Bildwiederholungen werden im letzten Kapitel überzeugend zum einen als inhaltlich motivierte Chiffren und topische Formeln gedeutet, zum anderen als publikumswirksamer Aspekt des technischen Fortschritts gewertet.
Das schön gestaltete und großzügig ausgestattete Buch, das durch viele in den Text gesetzte Abbildungen dem Anspruch des Themas gerecht wird, begleitet ein gründlicher Katalog der Pfistereditionen samt erhaltener Exemplare, der als zukünftige Referenz sehr nützlich ist, wenn auch zwischen den uniformen Editionen und ihren individuell gestalteten Exemplaren schon im Layout klarer unterschieden werden könnte.
Wie Sabine Häußermann abschließend aufzeigt, ist ihr breit angelegtes Thema noch keinesfalls erschöpfend behandelt.
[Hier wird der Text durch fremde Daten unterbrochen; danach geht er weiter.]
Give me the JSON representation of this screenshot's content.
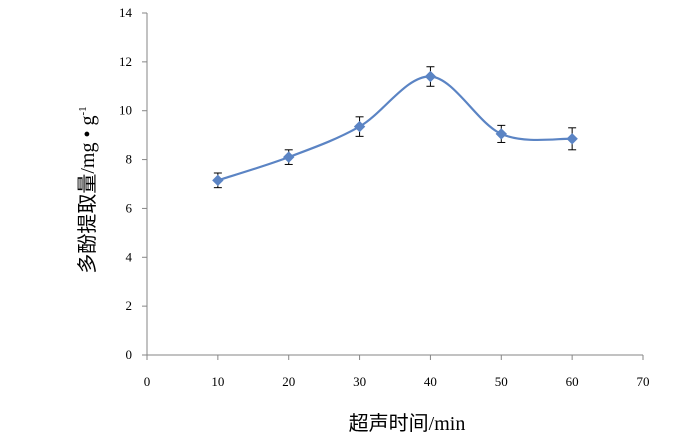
{
  "chart_data": {
    "type": "line",
    "title": "",
    "xlabel": "超声时间/min",
    "ylabel": {
      "main": "多酚提取量/mg • g",
      "superscript": "-1"
    },
    "xlim": [
      0,
      70
    ],
    "ylim": [
      0,
      14
    ],
    "xticks": [
      0,
      10,
      20,
      30,
      40,
      50,
      60,
      70
    ],
    "yticks": [
      0,
      2,
      4,
      6,
      8,
      10,
      12,
      14
    ],
    "grid": false,
    "legend": "none",
    "smooth": true,
    "series": [
      {
        "x": [
          10,
          20,
          30,
          40,
          50,
          60
        ],
        "y": [
          7.15,
          8.1,
          9.35,
          11.4,
          9.05,
          8.85
        ],
        "error": [
          0.3,
          0.3,
          0.4,
          0.4,
          0.35,
          0.45
        ],
        "color": "#5b84c4",
        "marker": "diamond"
      }
    ]
  }
}
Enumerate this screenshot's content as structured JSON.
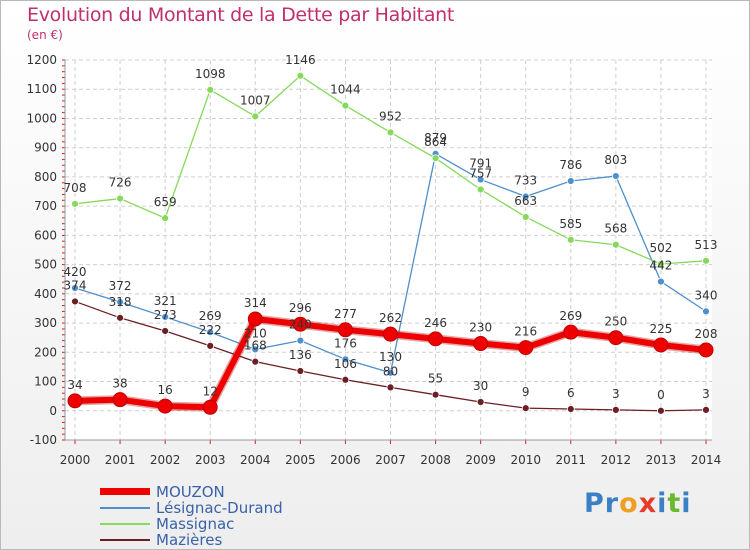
{
  "title": "Evolution du Montant de la Dette par Habitant",
  "unit": "(en €)",
  "chart_data": {
    "type": "line",
    "title": "Evolution du Montant de la Dette par Habitant",
    "subtitle": "(en €)",
    "xlabel": "",
    "ylabel": "",
    "x": [
      "2000",
      "2001",
      "2002",
      "2003",
      "2004",
      "2005",
      "2006",
      "2007",
      "2008",
      "2009",
      "2010",
      "2011",
      "2012",
      "2013",
      "2014"
    ],
    "ylim": [
      -100,
      1200
    ],
    "yticks": [
      -100,
      0,
      100,
      200,
      300,
      400,
      500,
      600,
      700,
      800,
      900,
      1000,
      1100,
      1200
    ],
    "grid": "horizontal dashed",
    "legend": "bottom-left",
    "series": [
      {
        "name": "Mazières",
        "color": "#6b1f24",
        "values": [
          374,
          318,
          273,
          222,
          168,
          136,
          106,
          80,
          55,
          30,
          9,
          6,
          3,
          0,
          3
        ]
      },
      {
        "name": "Lésignac-Durand",
        "color": "#4e8fcc",
        "values": [
          420,
          372,
          321,
          269,
          210,
          240,
          176,
          130,
          879,
          791,
          733,
          786,
          803,
          442,
          340
        ]
      },
      {
        "name": "Massignac",
        "color": "#86d95b",
        "values": [
          708,
          726,
          659,
          1098,
          1007,
          1146,
          1044,
          952,
          864,
          757,
          663,
          585,
          568,
          502,
          513
        ]
      },
      {
        "name": "MOUZON",
        "color": "#ee0000",
        "values": [
          34,
          38,
          16,
          12,
          314,
          296,
          277,
          262,
          246,
          230,
          216,
          269,
          250,
          225,
          208
        ]
      }
    ],
    "legend_order": [
      "MOUZON",
      "Lésignac-Durand",
      "Massignac",
      "Mazières"
    ]
  },
  "logo": {
    "letters": [
      "P",
      "r",
      "o",
      "x",
      "i",
      "t",
      "i"
    ],
    "colors": [
      "#3b7fc4",
      "#3b7fc4",
      "#f0a020",
      "#e83a2a",
      "#3b7fc4",
      "#6ab82e",
      "#3b7fc4"
    ]
  }
}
Sie hat das vernachlässigte Gebiet der Pfisterdrucke und ihrer Rolle am Beginn des Medienwandels für mehrere Disziplinen durch gründliche Sachanalysen und pointierte Thesen neu erschlossen, denen man weitere Forschungen und Diskussionen wünscht.
Anmerkung:
[1] Holger Nickel: Die Bamberger Pfisterdrucke. Rezension von Sabine Häußermann: Die Bamberger Pfisterdrucke, in: Aus dem Antiquariat NF 7 (2009), Nr. 4, 276-278; Ina Nettekoven: Rezension von Sabine Häußermann: Die Bamberger Pfisterdrucke, in: Kunstchronik 62 (2009), Heft 9/10, 478-483.